その考えもあったのだろう、2016年のシーズンではステップ幅を短くし、シーズン途中から投げる位置を高くして、オーバースローに近いスタイルで投げるようになった。それは150キロ中盤くらいのストレートとフォークボールが主体のピッチングである。実際に打席に立っていないので分からないが、このフォームの方が幾分、打者にボールが見えるのが遅れるはずである。比較的動作の効率も良く、身体に負担が少ない投げ方になっている。

 シーズン終盤、指の皮がむけるアクシデントもあって、シーズンすべてにおいて活躍できたわけではないが、150キロ中盤のストレートをコンスタントに無理なく投げられるのは日本人投手ではめったにお目にかかれない。大谷にとっては、前述したようなスタイルで投げ続けていれば、もっと「勝てる投手」にはなれる。
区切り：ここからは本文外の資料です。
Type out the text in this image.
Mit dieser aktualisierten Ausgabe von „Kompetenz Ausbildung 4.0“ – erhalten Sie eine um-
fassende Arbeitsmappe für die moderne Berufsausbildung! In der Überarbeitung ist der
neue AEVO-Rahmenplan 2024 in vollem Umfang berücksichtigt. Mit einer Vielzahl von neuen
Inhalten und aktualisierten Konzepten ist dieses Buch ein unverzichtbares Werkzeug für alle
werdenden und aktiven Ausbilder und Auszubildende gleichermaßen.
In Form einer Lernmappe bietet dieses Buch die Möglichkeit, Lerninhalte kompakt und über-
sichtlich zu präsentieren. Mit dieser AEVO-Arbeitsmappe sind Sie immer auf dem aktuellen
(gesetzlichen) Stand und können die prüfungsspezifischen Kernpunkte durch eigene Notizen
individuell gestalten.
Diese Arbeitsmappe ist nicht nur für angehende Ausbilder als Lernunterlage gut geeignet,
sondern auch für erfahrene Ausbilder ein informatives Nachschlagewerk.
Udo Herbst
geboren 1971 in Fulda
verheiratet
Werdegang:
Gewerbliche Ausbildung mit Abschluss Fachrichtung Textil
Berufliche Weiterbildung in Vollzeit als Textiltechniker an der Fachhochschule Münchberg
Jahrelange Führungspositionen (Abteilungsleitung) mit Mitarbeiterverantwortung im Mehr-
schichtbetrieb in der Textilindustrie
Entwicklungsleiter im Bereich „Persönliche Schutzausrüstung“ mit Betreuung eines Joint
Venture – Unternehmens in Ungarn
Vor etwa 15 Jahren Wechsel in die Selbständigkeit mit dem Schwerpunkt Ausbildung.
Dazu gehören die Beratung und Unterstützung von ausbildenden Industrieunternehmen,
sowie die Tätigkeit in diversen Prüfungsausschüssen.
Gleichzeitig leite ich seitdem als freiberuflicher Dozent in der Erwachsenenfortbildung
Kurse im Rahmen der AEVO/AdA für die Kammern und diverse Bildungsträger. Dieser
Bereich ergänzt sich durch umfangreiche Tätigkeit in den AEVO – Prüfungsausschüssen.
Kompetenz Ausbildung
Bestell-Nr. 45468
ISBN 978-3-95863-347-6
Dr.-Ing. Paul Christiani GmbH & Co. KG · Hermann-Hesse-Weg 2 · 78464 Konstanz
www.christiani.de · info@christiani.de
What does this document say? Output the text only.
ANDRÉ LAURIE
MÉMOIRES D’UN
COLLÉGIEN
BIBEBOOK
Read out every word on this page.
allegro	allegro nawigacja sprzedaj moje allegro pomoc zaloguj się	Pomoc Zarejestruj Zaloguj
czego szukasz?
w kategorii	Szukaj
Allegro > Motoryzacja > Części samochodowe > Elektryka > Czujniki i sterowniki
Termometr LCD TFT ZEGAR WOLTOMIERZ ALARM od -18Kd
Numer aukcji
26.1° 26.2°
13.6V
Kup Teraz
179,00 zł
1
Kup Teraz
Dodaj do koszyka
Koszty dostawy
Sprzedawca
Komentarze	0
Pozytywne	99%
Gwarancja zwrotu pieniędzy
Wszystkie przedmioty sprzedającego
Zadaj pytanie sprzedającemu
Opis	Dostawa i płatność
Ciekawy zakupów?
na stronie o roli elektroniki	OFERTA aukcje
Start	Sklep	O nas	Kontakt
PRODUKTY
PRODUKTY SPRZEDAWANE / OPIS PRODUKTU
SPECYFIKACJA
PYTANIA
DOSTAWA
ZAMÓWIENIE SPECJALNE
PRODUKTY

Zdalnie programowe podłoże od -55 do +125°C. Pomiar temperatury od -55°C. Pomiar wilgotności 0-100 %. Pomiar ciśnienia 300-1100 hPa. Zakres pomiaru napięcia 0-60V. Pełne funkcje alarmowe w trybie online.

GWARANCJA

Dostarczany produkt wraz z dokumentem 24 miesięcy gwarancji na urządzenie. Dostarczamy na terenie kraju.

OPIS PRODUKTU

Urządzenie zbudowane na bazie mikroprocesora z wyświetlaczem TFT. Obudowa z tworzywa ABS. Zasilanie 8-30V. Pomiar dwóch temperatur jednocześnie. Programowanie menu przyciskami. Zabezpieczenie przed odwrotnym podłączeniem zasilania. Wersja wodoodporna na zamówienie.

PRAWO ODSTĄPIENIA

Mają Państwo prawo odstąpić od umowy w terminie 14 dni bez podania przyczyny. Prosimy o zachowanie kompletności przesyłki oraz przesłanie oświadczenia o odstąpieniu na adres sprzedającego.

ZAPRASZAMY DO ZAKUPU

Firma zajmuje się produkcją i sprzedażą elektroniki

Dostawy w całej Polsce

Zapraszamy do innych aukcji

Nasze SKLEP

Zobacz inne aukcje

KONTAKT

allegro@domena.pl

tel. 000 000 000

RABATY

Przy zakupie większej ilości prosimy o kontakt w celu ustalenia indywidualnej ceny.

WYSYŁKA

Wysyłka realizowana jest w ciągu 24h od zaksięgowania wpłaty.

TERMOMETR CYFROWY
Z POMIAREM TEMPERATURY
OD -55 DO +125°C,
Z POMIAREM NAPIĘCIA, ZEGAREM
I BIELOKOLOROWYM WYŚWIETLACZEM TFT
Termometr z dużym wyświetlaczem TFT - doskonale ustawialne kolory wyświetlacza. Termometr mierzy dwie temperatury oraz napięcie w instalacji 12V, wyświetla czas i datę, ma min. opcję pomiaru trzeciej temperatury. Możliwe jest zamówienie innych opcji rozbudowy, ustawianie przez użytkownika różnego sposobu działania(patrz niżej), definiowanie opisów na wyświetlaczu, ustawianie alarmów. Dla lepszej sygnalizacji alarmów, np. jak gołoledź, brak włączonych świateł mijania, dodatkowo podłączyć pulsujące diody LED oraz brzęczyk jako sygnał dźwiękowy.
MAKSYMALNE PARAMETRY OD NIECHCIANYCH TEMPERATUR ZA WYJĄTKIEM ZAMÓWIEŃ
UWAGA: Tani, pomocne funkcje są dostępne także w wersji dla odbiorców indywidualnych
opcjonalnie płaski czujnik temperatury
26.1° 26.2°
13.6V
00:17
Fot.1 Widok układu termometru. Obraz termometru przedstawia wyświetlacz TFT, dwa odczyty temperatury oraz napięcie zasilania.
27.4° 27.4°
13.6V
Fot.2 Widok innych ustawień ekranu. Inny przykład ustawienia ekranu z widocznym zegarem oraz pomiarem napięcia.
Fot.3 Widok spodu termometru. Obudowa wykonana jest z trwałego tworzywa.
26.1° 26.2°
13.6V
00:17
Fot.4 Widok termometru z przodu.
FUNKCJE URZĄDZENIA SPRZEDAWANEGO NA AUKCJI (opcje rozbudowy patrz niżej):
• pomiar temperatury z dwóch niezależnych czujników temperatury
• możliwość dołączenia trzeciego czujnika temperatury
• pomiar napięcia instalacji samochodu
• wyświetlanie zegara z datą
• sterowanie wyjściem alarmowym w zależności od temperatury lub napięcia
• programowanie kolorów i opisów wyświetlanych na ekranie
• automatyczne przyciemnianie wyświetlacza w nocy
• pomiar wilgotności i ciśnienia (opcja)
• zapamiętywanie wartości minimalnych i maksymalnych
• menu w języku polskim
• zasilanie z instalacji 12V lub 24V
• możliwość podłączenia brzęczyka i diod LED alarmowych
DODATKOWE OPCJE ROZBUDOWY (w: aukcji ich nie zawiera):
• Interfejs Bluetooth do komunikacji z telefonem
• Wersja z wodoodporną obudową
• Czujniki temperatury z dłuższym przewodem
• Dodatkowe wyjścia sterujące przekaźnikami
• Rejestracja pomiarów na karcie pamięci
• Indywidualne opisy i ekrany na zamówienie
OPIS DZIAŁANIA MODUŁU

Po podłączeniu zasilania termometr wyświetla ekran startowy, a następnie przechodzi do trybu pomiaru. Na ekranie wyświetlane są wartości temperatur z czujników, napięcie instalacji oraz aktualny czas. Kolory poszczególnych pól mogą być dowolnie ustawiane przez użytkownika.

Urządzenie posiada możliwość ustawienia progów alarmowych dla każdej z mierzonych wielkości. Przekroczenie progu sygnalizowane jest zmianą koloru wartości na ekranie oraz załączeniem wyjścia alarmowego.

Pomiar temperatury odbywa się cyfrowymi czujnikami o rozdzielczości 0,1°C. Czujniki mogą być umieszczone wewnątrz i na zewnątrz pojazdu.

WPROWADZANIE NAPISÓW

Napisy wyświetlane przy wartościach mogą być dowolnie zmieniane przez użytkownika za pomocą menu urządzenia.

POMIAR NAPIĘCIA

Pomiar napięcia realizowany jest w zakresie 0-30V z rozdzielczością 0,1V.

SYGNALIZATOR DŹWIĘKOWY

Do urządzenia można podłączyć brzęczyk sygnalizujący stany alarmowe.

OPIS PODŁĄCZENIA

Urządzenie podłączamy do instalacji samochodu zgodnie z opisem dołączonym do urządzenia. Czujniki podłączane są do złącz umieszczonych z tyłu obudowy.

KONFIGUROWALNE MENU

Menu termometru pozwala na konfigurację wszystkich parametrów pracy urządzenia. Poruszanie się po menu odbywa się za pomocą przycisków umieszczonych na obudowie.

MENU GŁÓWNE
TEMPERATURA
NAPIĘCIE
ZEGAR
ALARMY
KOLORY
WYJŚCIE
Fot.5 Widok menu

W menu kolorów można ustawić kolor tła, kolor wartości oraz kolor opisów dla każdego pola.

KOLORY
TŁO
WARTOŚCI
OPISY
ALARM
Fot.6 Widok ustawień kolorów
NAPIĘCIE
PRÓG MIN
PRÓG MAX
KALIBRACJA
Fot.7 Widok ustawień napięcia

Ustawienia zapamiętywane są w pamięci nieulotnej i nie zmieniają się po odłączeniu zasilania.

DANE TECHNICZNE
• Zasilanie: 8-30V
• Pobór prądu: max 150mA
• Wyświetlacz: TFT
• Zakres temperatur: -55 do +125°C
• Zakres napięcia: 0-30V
もちろん、「夢の170キロ」は筆者も期待しているが、「勝てる投手」とのジレンマはこれからも続くだろう。

 一方、打者としての大谷の入団当初から優れている点といえば、高卒選手ではなかなかできない「インサイド・アウトの体に巻き付くようなスイング」がすでに身に着いていたところである。

 なぜ、インサイド・アウトのスイングが優れているかというと、基本的にスイング・スピードを大きくするためには、バット・ヘッドを加速させる距離を長くする必要がある。しかし、投球の判断など時間に制約のあるバッティングでは大きな弧を描くような距離の長いスイングは不利であり、なるべく短時間で加速させる必要がある。

 この加速とスイング時間の矛盾を克服できるのがグリップを先行させて後からヘッドが加速させるようにするインサイド・アウトのスイングである。このスイングによって、短時間で効率よくヘッドの加速距離を取ることができ、スイングスピードを大きくすることが可能となる。

 このインサイド・アウトのスイングを実現させるために打者の動作として必要なのが、投手から見て後ろにある腕の「肘のたたみ」、左打者の大谷で言えば,左肘先をスイング開始時にへそにつけるようにする動作である。しかし、この動作が難しいのは肘をへそにつけるような動作をすればするほど、同時に肩が落ちてしまうことである。

 肩が落ちるとバット・ヘッドも一緒に落ちてしまう。この一旦落ちてしまってからバット・ヘッドを加速させるのは重力に逆らうことになり、より大きなパワーが必要となる。この結果、スイング速度の低下を招いてしまう。そこで肩を落とさず、肘をたたむには肩甲骨周りの筋群のしなやかな動きが必要で、投手に必要な肩周りの柔軟性が打者、大谷にも活かされていると言えよう。

 さらに、彼の年を追うごとの変化についてみてみると、「図2」は2013年と2016年のバックスイングからトップにかけての動きを示したものである。そこから、大谷の「変化」を挙げるとするならば、16年では13年に比べて、トップ時においてバットを後方(捕手側)に約20センチ大きく引くことができている(大きいバックスイング)。つまり、16年の方がより大きく肩から腰にかけての「ねじり」を作ることができている点にある。
 大きなバックスイングを取ることにより、身体の回転半径が大きくなり、フォワードスイング時の身体の回転力が大きくなる。バックスイングを大きく取ることで、身体から遠いボール(アウトコース)においてもスイングスピードを落とすことなくバットが振れており、その結果左方向へのホームラン増大につながっている。